L editeur                Ainsi, l’un des premiers imprimeurs, le Vénitien Aldo Manuzio (1449-1515), ne se contente pas de « fabriquer » des livres. Esprit curieux de tout, et très cultivé (il parle le latin et le grec), il s’attache à publier les œuvres des grands auteurs de l’antiquité grecque et romaine, pour les faire découvrir au public de son temps. Il établit l’édition critique des œuvres : autrement dit, il cherche à corriger les erreurs commises par les scribes et les copistes qui, siècle après siècle, ont recopié à la main ces textes. Et déjà, comme les éditeurs modernes, il sélectionne les ouvrages qu’il souhaite publier.

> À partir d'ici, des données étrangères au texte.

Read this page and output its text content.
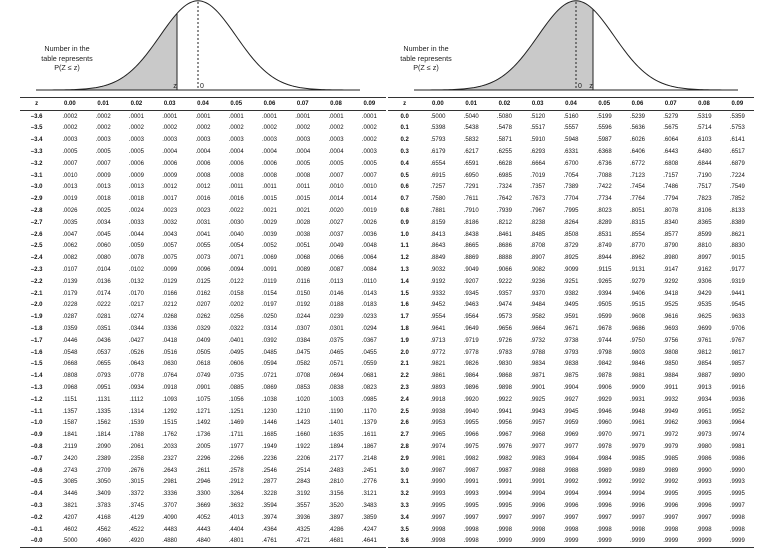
z	0
Number in the
table represents
P(Z ≤ z)
z	0.00	0.01	0.02	0.03	0.04	0.05	0.06	0.07	0.08	0.09
–3.6	.0002	.0002	.0001	.0001	.0001	.0001	.0001	.0001	.0001	.0001
–3.5	.0002	.0002	.0002	.0002	.0002	.0002	.0002	.0002	.0002	.0002
–3.4	.0003	.0003	.0003	.0003	.0003	.0003	.0003	.0003	.0003	.0002
–3.3	.0005	.0005	.0005	.0004	.0004	.0004	.0004	.0004	.0004	.0003
–3.2	.0007	.0007	.0006	.0006	.0006	.0006	.0006	.0005	.0005	.0005
–3.1	.0010	.0009	.0009	.0009	.0008	.0008	.0008	.0008	.0007	.0007
–3.0	.0013	.0013	.0013	.0012	.0012	.0011	.0011	.0011	.0010	.0010
–2.9	.0019	.0018	.0018	.0017	.0016	.0016	.0015	.0015	.0014	.0014
–2.8	.0026	.0025	.0024	.0023	.0023	.0022	.0021	.0021	.0020	.0019
–2.7	.0035	.0034	.0033	.0032	.0031	.0030	.0029	.0028	.0027	.0026
–2.6	.0047	.0045	.0044	.0043	.0041	.0040	.0039	.0038	.0037	.0036
–2.5	.0062	.0060	.0059	.0057	.0055	.0054	.0052	.0051	.0049	.0048
–2.4	.0082	.0080	.0078	.0075	.0073	.0071	.0069	.0068	.0066	.0064
–2.3	.0107	.0104	.0102	.0099	.0096	.0094	.0091	.0089	.0087	.0084
–2.2	.0139	.0136	.0132	.0129	.0125	.0122	.0119	.0116	.0113	.0110
–2.1	.0179	.0174	.0170	.0166	.0162	.0158	.0154	.0150	.0146	.0143
–2.0	.0228	.0222	.0217	.0212	.0207	.0202	.0197	.0192	.0188	.0183
–1.9	.0287	.0281	.0274	.0268	.0262	.0256	.0250	.0244	.0239	.0233
–1.8	.0359	.0351	.0344	.0336	.0329	.0322	.0314	.0307	.0301	.0294
–1.7	.0446	.0436	.0427	.0418	.0409	.0401	.0392	.0384	.0375	.0367
–1.6	.0548	.0537	.0526	.0516	.0505	.0495	.0485	.0475	.0465	.0455
–1.5	.0668	.0655	.0643	.0630	.0618	.0606	.0594	.0582	.0571	.0559
–1.4	.0808	.0793	.0778	.0764	.0749	.0735	.0721	.0708	.0694	.0681
–1.3	.0968	.0951	.0934	.0918	.0901	.0885	.0869	.0853	.0838	.0823
–1.2	.1151	.1131	.1112	.1093	.1075	.1056	.1038	.1020	.1003	.0985
–1.1	.1357	.1335	.1314	.1292	.1271	.1251	.1230	.1210	.1190	.1170
–1.0	.1587	.1562	.1539	.1515	.1492	.1469	.1446	.1423	.1401	.1379
–0.9	.1841	.1814	.1788	.1762	.1736	.1711	.1685	.1660	.1635	.1611
–0.8	.2119	.2090	.2061	.2033	.2005	.1977	.1949	.1922	.1894	.1867
–0.7	.2420	.2389	.2358	.2327	.2296	.2266	.2236	.2206	.2177	.2148
–0.6	.2743	.2709	.2676	.2643	.2611	.2578	.2546	.2514	.2483	.2451
–0.5	.3085	.3050	.3015	.2981	.2946	.2912	.2877	.2843	.2810	.2776
–0.4	.3446	.3409	.3372	.3336	.3300	.3264	.3228	.3192	.3156	.3121
–0.3	.3821	.3783	.3745	.3707	.3669	.3632	.3594	.3557	.3520	.3483
–0.2	.4207	.4168	.4129	.4090	.4052	.4013	.3974	.3936	.3897	.3859
–0.1	.4602	.4562	.4522	.4483	.4443	.4404	.4364	.4325	.4286	.4247
–0.0	.5000	.4960	.4920	.4880	.4840	.4801	.4761	.4721	.4681	.4641
z
0
Number in the
table represents
P(Z ≤ z)
z	0.00	0.01	0.02	0.03	0.04	0.05	0.06	0.07	0.08	0.09
0.0	.5000	.5040	.5080	.5120	.5160	.5199	.5239	.5279	.5319	.5359
0.1	.5398	.5438	.5478	.5517	.5557	.5596	.5636	.5675	.5714	.5753
0.2	.5793	.5832	.5871	.5910	.5948	.5987	.6026	.6064	.6103	.6141
0.3	.6179	.6217	.6255	.6293	.6331	.6368	.6406	.6443	.6480	.6517
0.4	.6554	.6591	.6628	.6664	.6700	.6736	.6772	.6808	.6844	.6879
0.5	.6915	.6950	.6985	.7019	.7054	.7088	.7123	.7157	.7190	.7224
0.6	.7257	.7291	.7324	.7357	.7389	.7422	.7454	.7486	.7517	.7549
0.7	.7580	.7611	.7642	.7673	.7704	.7734	.7764	.7794	.7823	.7852
0.8	.7881	.7910	.7939	.7967	.7995	.8023	.8051	.8078	.8106	.8133
0.9	.8159	.8186	.8212	.8238	.8264	.8289	.8315	.8340	.8365	.8389
1.0	.8413	.8438	.8461	.8485	.8508	.8531	.8554	.8577	.8599	.8621
1.1	.8643	.8665	.8686	.8708	.8729	.8749	.8770	.8790	.8810	.8830
1.2	.8849	.8869	.8888	.8907	.8925	.8944	.8962	.8980	.8997	.9015
1.3	.9032	.9049	.9066	.9082	.9099	.9115	.9131	.9147	.9162	.9177
1.4	.9192	.9207	.9222	.9236	.9251	.9265	.9279	.9292	.9306	.9319
1.5	.9332	.9345	.9357	.9370	.9382	.9394	.9406	.9418	.9429	.9441
1.6	.9452	.9463	.9474	.9484	.9495	.9505	.9515	.9525	.9535	.9545
1.7	.9554	.9564	.9573	.9582	.9591	.9599	.9608	.9616	.9625	.9633
1.8	.9641	.9649	.9656	.9664	.9671	.9678	.9686	.9693	.9699	.9706
1.9	.9713	.9719	.9726	.9732	.9738	.9744	.9750	.9756	.9761	.9767
2.0	.9772	.9778	.9783	.9788	.9793	.9798	.9803	.9808	.9812	.9817
2.1	.9821	.9826	.9830	.9834	.9838	.9842	.9846	.9850	.9854	.9857
2.2	.9861	.9864	.9868	.9871	.9875	.9878	.9881	.9884	.9887	.9890
2.3	.9893	.9896	.9898	.9901	.9904	.9906	.9909	.9911	.9913	.9916
2.4	.9918	.9920	.9922	.9925	.9927	.9929	.9931	.9932	.9934	.9936
2.5	.9938	.9940	.9941	.9943	.9945	.9946	.9948	.9949	.9951	.9952
2.6	.9953	.9955	.9956	.9957	.9959	.9960	.9961	.9962	.9963	.9964
2.7	.9965	.9966	.9967	.9968	.9969	.9970	.9971	.9972	.9973	.9974
2.8	.9974	.9975	.9976	.9977	.9977	.9978	.9979	.9979	.9980	.9981
2.9	.9981	.9982	.9982	.9983	.9984	.9984	.9985	.9985	.9986	.9986
3.0	.9987	.9987	.9987	.9988	.9988	.9989	.9989	.9989	.9990	.9990
3.1	.9990	.9991	.9991	.9991	.9992	.9992	.9992	.9992	.9993	.9993
3.2	.9993	.9993	.9994	.9994	.9994	.9994	.9994	.9995	.9995	.9995
3.3	.9995	.9995	.9995	.9996	.9996	.9996	.9996	.9996	.9996	.9997
3.4	.9997	.9997	.9997	.9997	.9997	.9997	.9997	.9997	.9997	.9998
3.5	.9998	.9998	.9998	.9998	.9998	.9998	.9998	.9998	.9998	.9998
3.6	.9998	.9998	.9999	.9999	.9999	.9999	.9999	.9999	.9999	.9999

                Comme Aldo Manuzio, les grands imprimeurs du XVIe siècle sont des érudits, des gens savants qui cumulent toutes les fonctions de ce qu’on appelle aujourd’hui les « métiers du livre » : à la fois éditeur et imprimeurs, la plupart sont également marchands libraires (on leur donne alors le nom d’imprimeurs-libraires), et aussi parfois traducteurs (ils traduisaient en français le grec et le latin), ou même auteurs.

                Mais, dès le XVIe siècle, les livres sont soumis à un contrôle strict, dans presque tous les pays d’Europe : pour qu’un texte puisse être imprimé et diffusé, il faut que son contenu ait été lu et approuvé par les autorités religieuses, et qu’il bénéficie d’un imprimatur, d’une autorisation officielle d’impression. Le pouvoir politique n’est pas en reste : les souverains européens édictent des lois qui leur permettent de faire interdire la publication des ouvrages qui ne leur plaisent pas. La Hollande échappe à ce système, et devient une terre d’asile pour les écrivains et les imprimeurs-libraires qui veulent se soustraire à la censure.

                Cette censure pèse encore, au XVIIIe siècle, sur ceux qu’on appelle désormais les libraires, ou les libraire-éditeur, nom qui désignent alors les personnes qui éditent des livres, les font imprimer et les vendent. Des voix s’élèvent pour réclamer la liberté de penser, écrire et imprimer, comme celle du philosophe et écrivain Denis Diderot, lui-même victime de la censure (en 1749, ses écrits le conduisent en prison), et dont les œuvres sont éditées par des libraires clandestins. La Révolution française de 1789 abolit la censure en accordant à tout citoyen « le droit de parler, écrire, imprimer librement ».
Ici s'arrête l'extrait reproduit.